Para ele, estamos mudando de uma década de cookies enlouquecidos para o que até recentemente parecia ser ficção orwelliana.
“Combine a tecnologia com a crescente onda de autoritarismo que aflige o mundo. Da Rússia à Hungria, à Turquia, ao Brasil e às Filipinas, sim, nossa atual Casa Branca, os anos 2010 produziram homens que pensávamos ter sido relegados aos livros de história”.
E quem melhor representa as pessoas livres na cobertura de possíveis déspotas e nas ameaças da tecnologia a vários séculos de direitos conquistados com tanto esforço? Uma imprensa livre e forte, aponta Doctor.
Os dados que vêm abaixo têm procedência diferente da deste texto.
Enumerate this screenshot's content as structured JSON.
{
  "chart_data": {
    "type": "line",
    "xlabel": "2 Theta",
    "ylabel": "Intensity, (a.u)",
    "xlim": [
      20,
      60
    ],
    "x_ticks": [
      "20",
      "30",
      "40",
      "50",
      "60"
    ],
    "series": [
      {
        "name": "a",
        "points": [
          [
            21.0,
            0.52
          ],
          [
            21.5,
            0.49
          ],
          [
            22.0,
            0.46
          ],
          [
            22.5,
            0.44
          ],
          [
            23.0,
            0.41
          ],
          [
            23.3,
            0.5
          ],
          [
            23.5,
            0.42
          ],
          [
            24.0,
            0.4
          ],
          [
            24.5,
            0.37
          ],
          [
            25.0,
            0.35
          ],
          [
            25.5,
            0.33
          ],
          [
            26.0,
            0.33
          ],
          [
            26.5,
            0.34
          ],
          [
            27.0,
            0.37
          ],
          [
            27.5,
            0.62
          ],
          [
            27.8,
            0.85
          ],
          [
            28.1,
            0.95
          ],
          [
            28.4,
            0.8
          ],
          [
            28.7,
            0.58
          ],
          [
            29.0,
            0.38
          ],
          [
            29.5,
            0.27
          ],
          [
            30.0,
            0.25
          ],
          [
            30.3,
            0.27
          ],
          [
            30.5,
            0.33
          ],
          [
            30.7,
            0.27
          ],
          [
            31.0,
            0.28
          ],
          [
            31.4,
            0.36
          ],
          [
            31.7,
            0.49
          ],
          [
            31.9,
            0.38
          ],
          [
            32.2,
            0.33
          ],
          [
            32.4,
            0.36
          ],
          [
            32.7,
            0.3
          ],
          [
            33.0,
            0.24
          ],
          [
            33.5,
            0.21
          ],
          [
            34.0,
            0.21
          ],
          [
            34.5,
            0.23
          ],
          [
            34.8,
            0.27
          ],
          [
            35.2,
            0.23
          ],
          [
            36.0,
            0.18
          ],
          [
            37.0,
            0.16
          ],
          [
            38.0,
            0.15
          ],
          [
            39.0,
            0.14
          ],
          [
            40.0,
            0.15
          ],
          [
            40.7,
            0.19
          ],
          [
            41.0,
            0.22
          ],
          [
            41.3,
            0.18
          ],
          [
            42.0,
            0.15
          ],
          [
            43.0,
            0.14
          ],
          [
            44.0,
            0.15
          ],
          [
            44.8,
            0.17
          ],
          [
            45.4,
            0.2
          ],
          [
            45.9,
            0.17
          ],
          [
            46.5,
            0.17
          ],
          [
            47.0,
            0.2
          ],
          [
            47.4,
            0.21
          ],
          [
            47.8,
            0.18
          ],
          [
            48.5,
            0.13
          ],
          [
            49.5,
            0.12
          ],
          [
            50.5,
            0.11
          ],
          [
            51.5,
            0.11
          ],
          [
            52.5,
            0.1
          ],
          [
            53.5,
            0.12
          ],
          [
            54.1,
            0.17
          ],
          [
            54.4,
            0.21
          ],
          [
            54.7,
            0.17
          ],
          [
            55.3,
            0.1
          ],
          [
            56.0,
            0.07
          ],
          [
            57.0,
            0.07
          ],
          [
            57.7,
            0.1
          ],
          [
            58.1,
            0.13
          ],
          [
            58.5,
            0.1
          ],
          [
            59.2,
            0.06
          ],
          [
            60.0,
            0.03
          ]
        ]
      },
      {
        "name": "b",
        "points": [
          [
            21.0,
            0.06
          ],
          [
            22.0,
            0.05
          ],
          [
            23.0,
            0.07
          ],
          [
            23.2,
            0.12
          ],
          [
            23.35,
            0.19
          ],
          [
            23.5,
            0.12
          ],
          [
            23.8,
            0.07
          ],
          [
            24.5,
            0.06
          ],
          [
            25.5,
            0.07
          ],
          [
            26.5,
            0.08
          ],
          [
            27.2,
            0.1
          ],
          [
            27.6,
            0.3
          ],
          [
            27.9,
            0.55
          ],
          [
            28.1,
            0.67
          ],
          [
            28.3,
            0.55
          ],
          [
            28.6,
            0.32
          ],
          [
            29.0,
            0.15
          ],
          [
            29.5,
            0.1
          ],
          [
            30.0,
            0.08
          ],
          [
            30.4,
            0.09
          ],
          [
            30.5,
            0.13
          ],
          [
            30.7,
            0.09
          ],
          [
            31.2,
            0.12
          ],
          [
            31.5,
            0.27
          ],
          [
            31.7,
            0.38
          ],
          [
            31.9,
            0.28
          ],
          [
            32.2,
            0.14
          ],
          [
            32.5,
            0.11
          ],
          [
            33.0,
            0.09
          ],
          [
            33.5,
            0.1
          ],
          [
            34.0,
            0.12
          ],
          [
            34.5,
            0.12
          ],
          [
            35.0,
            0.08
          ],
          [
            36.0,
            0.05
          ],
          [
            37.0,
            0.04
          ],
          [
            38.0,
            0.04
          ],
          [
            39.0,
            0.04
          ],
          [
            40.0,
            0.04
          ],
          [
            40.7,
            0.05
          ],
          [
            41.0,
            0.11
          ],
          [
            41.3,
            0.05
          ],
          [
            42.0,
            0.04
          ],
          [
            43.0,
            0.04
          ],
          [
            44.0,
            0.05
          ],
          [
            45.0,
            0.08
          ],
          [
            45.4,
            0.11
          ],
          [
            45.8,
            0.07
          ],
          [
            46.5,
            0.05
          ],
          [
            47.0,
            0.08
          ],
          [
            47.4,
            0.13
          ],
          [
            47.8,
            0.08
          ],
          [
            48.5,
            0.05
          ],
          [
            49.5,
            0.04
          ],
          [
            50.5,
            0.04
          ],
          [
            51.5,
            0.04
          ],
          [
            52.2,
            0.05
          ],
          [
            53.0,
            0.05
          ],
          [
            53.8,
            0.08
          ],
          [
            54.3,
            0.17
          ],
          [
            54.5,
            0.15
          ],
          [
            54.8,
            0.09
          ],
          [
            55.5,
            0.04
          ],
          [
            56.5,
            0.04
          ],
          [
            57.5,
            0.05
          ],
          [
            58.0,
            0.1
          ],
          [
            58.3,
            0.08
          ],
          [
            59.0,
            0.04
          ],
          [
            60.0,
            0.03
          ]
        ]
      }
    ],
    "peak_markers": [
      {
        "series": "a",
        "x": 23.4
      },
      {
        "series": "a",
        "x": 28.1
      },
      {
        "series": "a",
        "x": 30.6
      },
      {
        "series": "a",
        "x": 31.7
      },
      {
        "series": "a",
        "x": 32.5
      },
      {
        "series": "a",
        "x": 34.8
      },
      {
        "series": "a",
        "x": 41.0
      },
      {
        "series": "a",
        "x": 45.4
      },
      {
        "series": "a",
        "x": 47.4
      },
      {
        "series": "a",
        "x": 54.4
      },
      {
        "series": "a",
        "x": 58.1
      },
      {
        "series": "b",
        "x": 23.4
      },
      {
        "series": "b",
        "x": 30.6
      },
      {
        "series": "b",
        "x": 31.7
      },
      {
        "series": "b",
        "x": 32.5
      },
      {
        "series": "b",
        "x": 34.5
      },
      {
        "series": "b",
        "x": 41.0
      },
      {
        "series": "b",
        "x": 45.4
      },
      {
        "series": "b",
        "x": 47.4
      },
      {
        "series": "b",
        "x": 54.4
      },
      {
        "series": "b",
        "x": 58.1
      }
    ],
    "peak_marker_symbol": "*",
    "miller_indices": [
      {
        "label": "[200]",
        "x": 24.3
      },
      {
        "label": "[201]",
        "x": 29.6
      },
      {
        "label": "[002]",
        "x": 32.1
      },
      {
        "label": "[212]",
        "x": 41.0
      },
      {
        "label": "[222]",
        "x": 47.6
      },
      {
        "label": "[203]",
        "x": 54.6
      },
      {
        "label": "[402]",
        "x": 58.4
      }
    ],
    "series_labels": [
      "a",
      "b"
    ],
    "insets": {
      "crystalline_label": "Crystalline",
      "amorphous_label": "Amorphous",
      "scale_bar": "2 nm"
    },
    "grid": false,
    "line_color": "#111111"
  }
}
Para isso, uma das principais funções do jornalismo é lembrar, trazer à memória, para conectar ontem a hoje e amanhã. Mas não é algo fácil. Doctor afirma que houve uma reação contra as plataformas após os escândalos do Facebook nas eleições norte-americanas de 2016. “Mas aqui estamos novamente, como Emily Bell aponta, entrando em outra eleição com os mesmos problemas – e enormes questões que vão muito além do gigante social”, diz.
E continua:
“Quem melhor se posiciona do que aqueles que há muito defendem os povos livres e o pensamento livre? Quem melhor para fazer isso – e talvez seja recompensado por isso no suporte ao leitor – do que a mídia orientada para sua missão? O renascimento dos negócios da imprensa é parte integrante de sua defesa das pessoas a quem serve”.
5. Assinaturas digitais podem crescer
Quando se trata de assinaturas, é impossível não citar a Netflix. Segundo Ken Doctor, a empresa criou uma nova categoria de demanda de clientes: a vontade de pagar. Atualmente, são 167,1 milhões de assinantes, sendo 8,8 milhões adicionados no quarto trimestre de 2019.
O que isso ensina para o futuro da indústria de notícias? Segundo Doctor, que não há limite natural para as assinaturas digitais, embora os repórteres de mídia gostem de lhe fazer essa pergunta.
“Crie uma proposta de valor que funcione e que os consumidores paguem. Obviamente, a escala nacional e global – o que a internet fornece – é extremamente útil. É a proposta do produto que impulsiona o pagamento”.
E ele instiga: considere todas as histórias de sucesso de assinaturas digitais em notícias: The New York Times, Financial Times, The Wall Street Journal, The Washington Post, The New Yorker, The Athletic, The Boston Globe, Star Tribune, entre outros. E se isso for apenas o começo? Poderiam produtos melhores – com conteúdo cada vez mais útil, com preços e dados utilizados de maneira inteligente – reproduzir parte do sucesso em escala do streaming?
Em uma palavra, Doctor diz que sim. E essa é a melhor esperança para a próxima década, segundo ele.